Verizon Communications reported fewer-than-expected wireless subscribers for the
fourth quarter and warned that pension and other post-retirement expenses would hurt earnings in 2009, dragging its shares down more than 5 percent.
Some analysts said they were impressed by strong growth in Verizon’s (NYSE: VZ) FiOS television and high-speed Internet subscribers, but the results showed the No. 2 U.S. phone company was not immune to the recession and plunging global markets.
Verizon said on Tuesday that quarterly profit rose to $1.2 billion, or 43 cents a share, from $1.1 billion, or 37 cents a share, a year earlier.
Earnings per share before items fell to 61 cents from 62 cents. That was a penny below the analysts’ average forecast of 62 cents, according to Reuters Estimates.
Total revenue rose 3.4 percent to $24.6 billion, roughly in line with market expectations.
Verizon said pension and other post-retirement expenses would hurt 2009 earnings by 9 cents to 11 cents per share, joining a growing number of companies being forced to fill funding gaps due to turmoil in financial markets.
But some analysts said they were impressed with growth in FiOS, which competes with cable service providers.

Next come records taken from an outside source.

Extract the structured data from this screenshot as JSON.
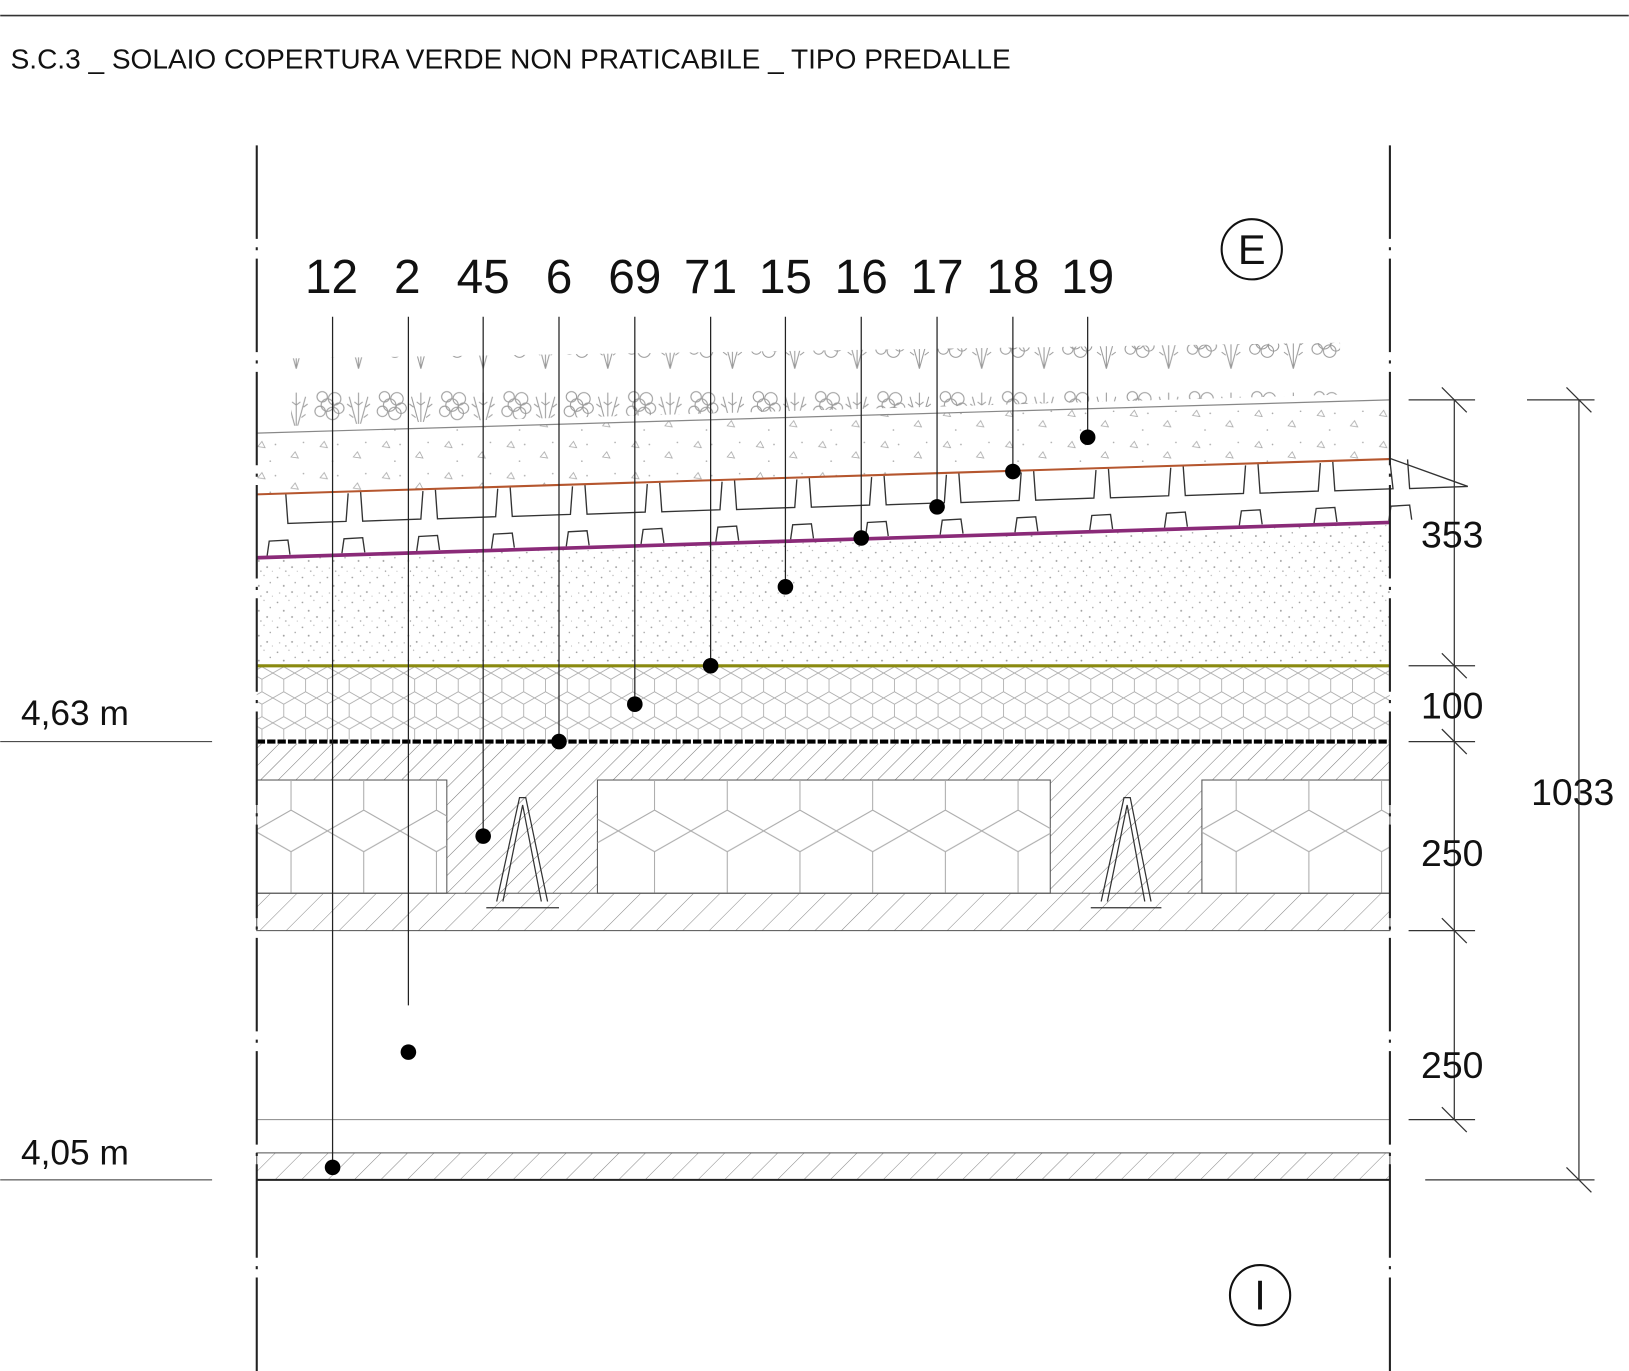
{
  "title": "S.C.3 _ SOLAIO COPERTURA VERDE NON PRATICABILE _ TIPO PREDALLE",
  "callouts": [
    "12",
    "2",
    "45",
    "6",
    "69",
    "71",
    "15",
    "16",
    "17",
    "18",
    "19"
  ],
  "elevations": [
    "4,63 m",
    "4,05 m"
  ],
  "dimensions": [
    "353",
    "100",
    "250",
    "250"
  ],
  "total_dimension": "1033",
  "side_markers": {
    "exterior": "E",
    "interior": "I"
  }
}
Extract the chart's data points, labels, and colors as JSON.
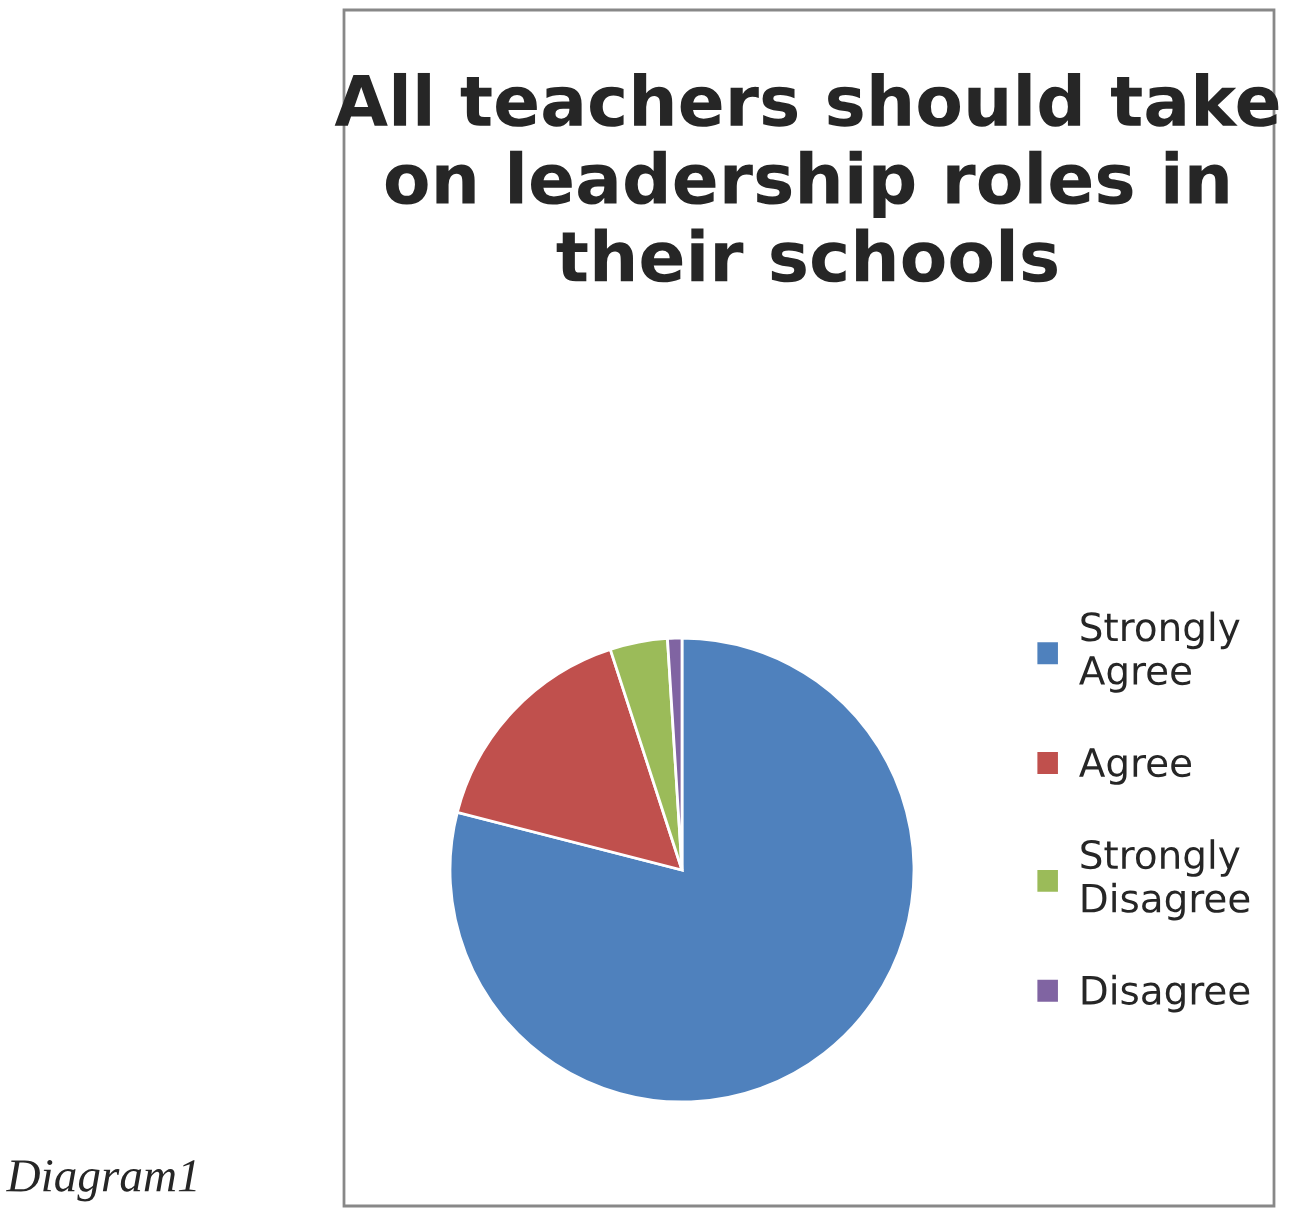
{
  "chart_data": {
    "type": "pie",
    "title": "All teachers should take on leadership roles in their schools",
    "categories": [
      "Strongly Agree",
      "Agree",
      "Strongly Disagree",
      "Disagree"
    ],
    "values": [
      79,
      16,
      4,
      1
    ],
    "colors": [
      "#4f81bd",
      "#c0504d",
      "#9bbb59",
      "#8064a2"
    ],
    "legend": "right",
    "annotations": [
      "Diagram1"
    ]
  }
}
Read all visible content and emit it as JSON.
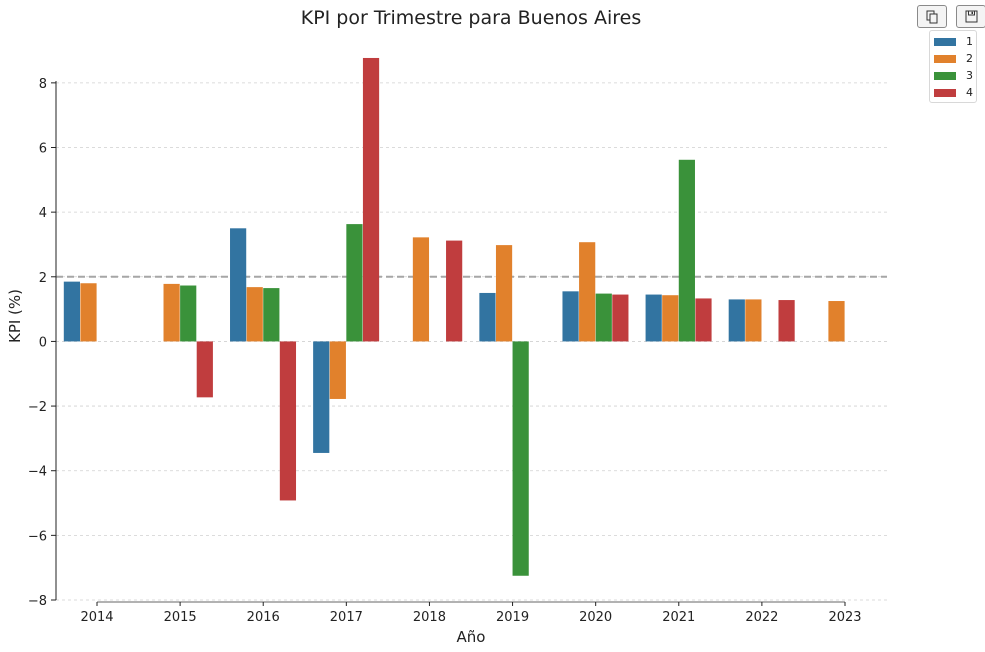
{
  "chart_data": {
    "type": "bar",
    "title": "KPI por Trimestre para Buenos Aires",
    "xlabel": "Año",
    "ylabel": "KPI (%)",
    "categories": [
      "2014",
      "2015",
      "2016",
      "2017",
      "2018",
      "2019",
      "2020",
      "2021",
      "2022",
      "2023"
    ],
    "yticks": [
      8,
      6,
      4,
      2,
      0,
      -2,
      -4,
      -6,
      -8
    ],
    "ylim": [
      -8,
      8.8
    ],
    "grid": true,
    "legend_position": "top-right",
    "reference_line": 2,
    "series": [
      {
        "name": "1",
        "color": "#3274a1",
        "values": [
          1.85,
          null,
          3.5,
          -3.45,
          null,
          1.5,
          1.55,
          1.45,
          1.3,
          null
        ]
      },
      {
        "name": "2",
        "color": "#e1812c",
        "values": [
          1.8,
          1.78,
          1.68,
          -1.78,
          3.22,
          2.98,
          3.07,
          1.43,
          1.3,
          1.25
        ]
      },
      {
        "name": "3",
        "color": "#3a923a",
        "values": [
          null,
          1.73,
          1.65,
          3.63,
          null,
          -7.25,
          1.48,
          5.62,
          null,
          null
        ]
      },
      {
        "name": "4",
        "color": "#c03d3e",
        "values": [
          null,
          -1.73,
          -4.92,
          8.77,
          3.12,
          null,
          1.45,
          1.33,
          1.28,
          null
        ]
      }
    ]
  },
  "toolbar": {
    "copy_icon": "copy-icon",
    "save_icon": "save-icon"
  }
}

Verizon reported 303,000 net new FiOS TV customers and 282,000 FiOS Internet customers for the quarter, the biggest gains ever, helping to offset the loss of traditional wireline subscribers.
“FiOS is really beginning to rock and roll, although wireless net adds were a little bit soft,” said analyst Christopher King of Stifel Nicolaus Telecom Equity Research.
Verizon Wireless, owned by Verizon and Britain’s Vodafone Group (NYSE: VOD), said it had added 1.4 million net subscribers in the quarter, compared with the analysts’ average forecast of about 1.5 million. It added 2 million in the year-earlier quarter.
The wireless unit also closed its acquisition of rural wireless provider Alltel in early January. The merger created the biggest U.S. wireless provider by surpassing AT&T (NYSE: T) in terms of subscribers.
Verizon shares were down 5.4 percent at $29.32 in morning New York Stock Exchange trading.